We propose a CNV prioritization algorithm — “data laundering” — suitable both for diagnostic and basic research. The algorithm is based on an idea that brain diseases result from genomic alterations affecting directly the brain [13, 14] and, consequently, predominant expression of a gene in the central nervous system increases the probability of its contribution to a neurobehavioral phenotype [12]. We designate the algorithm as “laundering” because of the resemblance to machine-washing (each step processes the data from the previous stage to be filtered several times using different criteria). Figure 1 schematically outlines the procedure.
First, a pool of CNVs is obtained by molecular karyotyping. At this stage, CNVs are checked for recurrence by in-house and web databases. In-house databases of genomic variants obtained by similar microarray types are applied to spot recurrent aberrations. It is to note that the indexation of CNV in a Database of Genomic Variants or any other database dedicated to non-pathogenic genome variations is not a criterion for the exclusion at following stages. Further, the localization and ontology of CNV genes (e.g. using UCSC genome browser, NCBI gene, OMIM, PubMed etc.) are obtained. At this stage, genes lacking appropriate ontology, CNV encompassing introns, recurrent/non-pathogenic CNV are excluded from further analysis. It is worth mentioning that here, CNV are defined as copy number DNA gains/losses < 500 kbp.
Secondly, the genes are in silico analyzed in terms of the expression in the central nervous system. As brain pathology is suggested to be mainly associated with neurobehavioral phenotypes, it is recommended to proceed to the next step with a pool of genes highly expressed in the brain.
Third step is referred to as retrieving gene-gene interactions. Considering the differences in databases, it is suggested to use several resources (e.g.

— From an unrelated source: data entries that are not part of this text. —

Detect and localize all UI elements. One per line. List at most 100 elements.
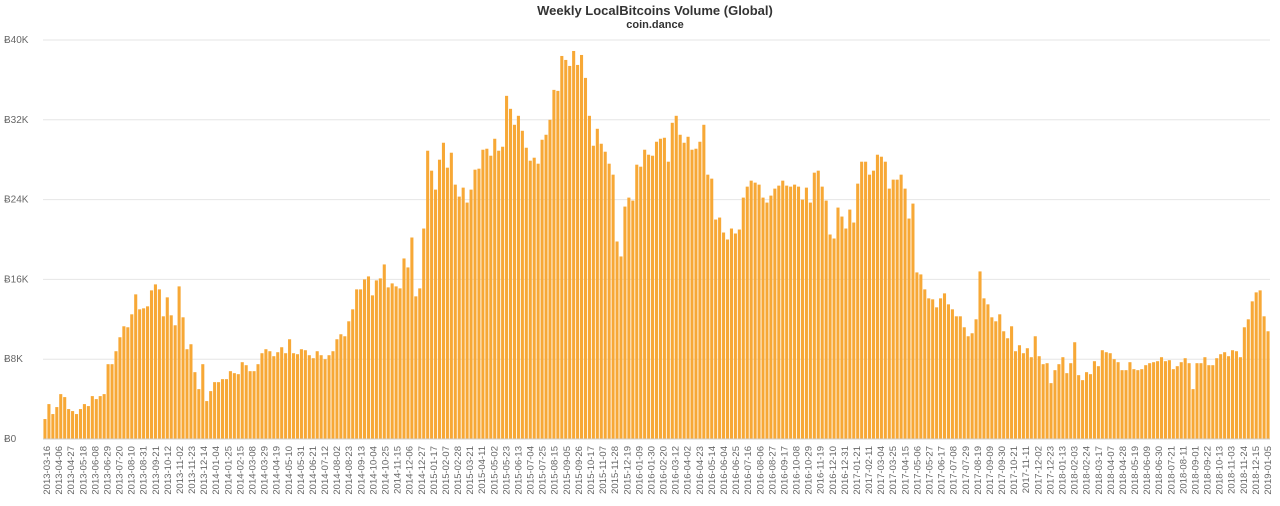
bar[interactable]: [303, 350, 307, 439]
bar[interactable]: [268, 351, 272, 439]
bar[interactable]: [205, 401, 209, 439]
bar[interactable]: [706, 174, 710, 439]
bar[interactable]: [966, 336, 970, 439]
bar[interactable]: [1242, 327, 1246, 439]
bar[interactable]: [197, 389, 201, 439]
bar[interactable]: [240, 362, 244, 439]
bar[interactable]: [82, 404, 86, 439]
bar[interactable]: [236, 374, 240, 439]
bar[interactable]: [363, 279, 367, 439]
bar[interactable]: [351, 309, 355, 439]
bar[interactable]: [958, 316, 962, 439]
bar[interactable]: [1088, 374, 1093, 439]
bar[interactable]: [1128, 362, 1132, 439]
bar[interactable]: [1215, 358, 1219, 439]
bar[interactable]: [868, 174, 872, 439]
bar[interactable]: [639, 166, 643, 439]
bar[interactable]: [714, 219, 718, 439]
bar[interactable]: [568, 65, 572, 439]
bar[interactable]: [390, 283, 394, 439]
bar[interactable]: [579, 54, 584, 440]
bar[interactable]: [927, 298, 931, 439]
bar[interactable]: [1112, 359, 1116, 439]
bar[interactable]: [370, 295, 374, 439]
bar[interactable]: [295, 354, 300, 439]
bar[interactable]: [98, 396, 102, 439]
bar[interactable]: [149, 290, 154, 439]
bar[interactable]: [461, 187, 465, 439]
bar[interactable]: [280, 347, 284, 439]
bar[interactable]: [1124, 370, 1128, 439]
bar[interactable]: [228, 371, 232, 439]
bar[interactable]: [1006, 338, 1010, 439]
bar[interactable]: [244, 365, 248, 439]
bar[interactable]: [153, 284, 157, 439]
bar[interactable]: [181, 317, 185, 439]
bar[interactable]: [59, 394, 63, 439]
bar[interactable]: [122, 326, 126, 439]
bar[interactable]: [410, 237, 414, 439]
bar[interactable]: [765, 202, 769, 439]
bar[interactable]: [1195, 363, 1199, 439]
bar[interactable]: [832, 238, 836, 439]
bar[interactable]: [1049, 383, 1053, 439]
bar[interactable]: [1179, 362, 1183, 439]
bar[interactable]: [248, 371, 252, 439]
bar[interactable]: [90, 396, 94, 439]
bar[interactable]: [757, 184, 761, 439]
bar[interactable]: [674, 115, 678, 439]
bar[interactable]: [1191, 389, 1195, 439]
bar[interactable]: [1108, 353, 1112, 439]
bar[interactable]: [1175, 366, 1179, 439]
bar[interactable]: [284, 353, 288, 439]
bar[interactable]: [165, 297, 169, 439]
bar[interactable]: [986, 304, 990, 439]
bar[interactable]: [666, 161, 670, 439]
bar[interactable]: [741, 197, 745, 439]
bar[interactable]: [378, 278, 382, 439]
bar[interactable]: [643, 149, 647, 439]
bar[interactable]: [516, 115, 520, 439]
bar[interactable]: [816, 170, 820, 440]
bar[interactable]: [505, 95, 509, 440]
bar[interactable]: [78, 409, 83, 439]
bar[interactable]: [1013, 351, 1018, 439]
bar[interactable]: [528, 160, 532, 439]
bar[interactable]: [441, 142, 445, 439]
bar[interactable]: [1219, 354, 1223, 439]
bar[interactable]: [662, 137, 666, 439]
bar[interactable]: [804, 187, 808, 439]
bar[interactable]: [114, 351, 118, 439]
bar[interactable]: [1183, 358, 1187, 439]
bar[interactable]: [146, 306, 150, 439]
bar[interactable]: [288, 339, 292, 439]
bar[interactable]: [1140, 369, 1144, 439]
bar[interactable]: [887, 188, 891, 439]
bar[interactable]: [879, 156, 883, 439]
bar[interactable]: [1136, 370, 1140, 439]
bar[interactable]: [134, 294, 138, 439]
bar[interactable]: [895, 179, 899, 439]
bar[interactable]: [414, 296, 418, 439]
bar[interactable]: [915, 272, 919, 439]
bar[interactable]: [63, 397, 67, 439]
bar[interactable]: [796, 186, 801, 439]
bar[interactable]: [512, 124, 517, 439]
bar[interactable]: [1057, 364, 1061, 439]
bar[interactable]: [777, 185, 781, 439]
bar[interactable]: [698, 141, 702, 439]
bar[interactable]: [670, 122, 674, 439]
bar[interactable]: [883, 161, 887, 439]
bar[interactable]: [406, 267, 410, 439]
bar[interactable]: [702, 124, 706, 439]
bar[interactable]: [189, 344, 193, 439]
bar[interactable]: [974, 319, 978, 439]
bar[interactable]: [185, 349, 189, 439]
bar[interactable]: [970, 333, 974, 439]
bar[interactable]: [710, 178, 714, 439]
bar[interactable]: [86, 406, 90, 439]
bar[interactable]: [473, 169, 477, 440]
bar[interactable]: [678, 134, 682, 439]
bar[interactable]: [1167, 360, 1171, 439]
bar[interactable]: [658, 138, 662, 439]
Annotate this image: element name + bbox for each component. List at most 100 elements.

NCBI gene, BioGRID, STRING). Here, we have merged data from NCBI gene, BioGRID and STRING.
During the fourth step, the gene list is evaluated for uncovering interactions and interaction enriched gene clusters (sets of interacting genes). Further, only large groups of interacting genes are analyzed, leaving aside small clusters of interacting elements. This criterion is based on a hypothesis that highly interacting genes (proteins) are more likely to be involved in the same processes or influence a disease with similar symptoms [15].
Fifth, the pathway lists are obtained for the set of interacting genes. During database selection, one should consider such parameters as the nature and curability of pathway data. Here, Gene Ontology (GO), KEGG, Reactome, NCBI Biosystems were used.
Sixth, to process the pathway lists, we introduce a parameter (prioritization criterion) to determine significantly enriched pathways. To calculate the parameter, a total number of genes for each pathway are obtained. Pathways, in which less than 25 genes are affected by CNVs, are excluded. The remaining pathways are ranked using the index of pathway prioritization (IPP):
$$ {I}_{PP}=\frac{\sum {N}_{CNV\ genes}}{\sum {N}_{pathway\ genes}} $$
where IPP — index of pathway prioritization; NCNV genes — number of CNV genes in a pathway found in molecularly karyotyped cohort; Npathway genes — total number of pathway genes. If the IPP is higher than average (i.e. evaluated by three sigma rule), the pathway is prioritized.
Seventh, ontologies attributed to the elements of prioritized pathways are considered; pathways are clustered according to the involvement in shared networks (cascades of processes) [16]. Thus, the algorithm provides a set of enriched processes (clusters of pathways) in a disease or in an individual patient.
Using the algorithm and Affymetrix CytoScan HD microarray, we analyzed 191 genomes (DNA isolated from peripheral blood) of children with ID, ASD and congenital abnormalities without gross chromosomal and genomic rearrangements (i.e only the CNVs less than 500 kbp in size were included). The raw results of the algorithm processing are shown in Fig. 2.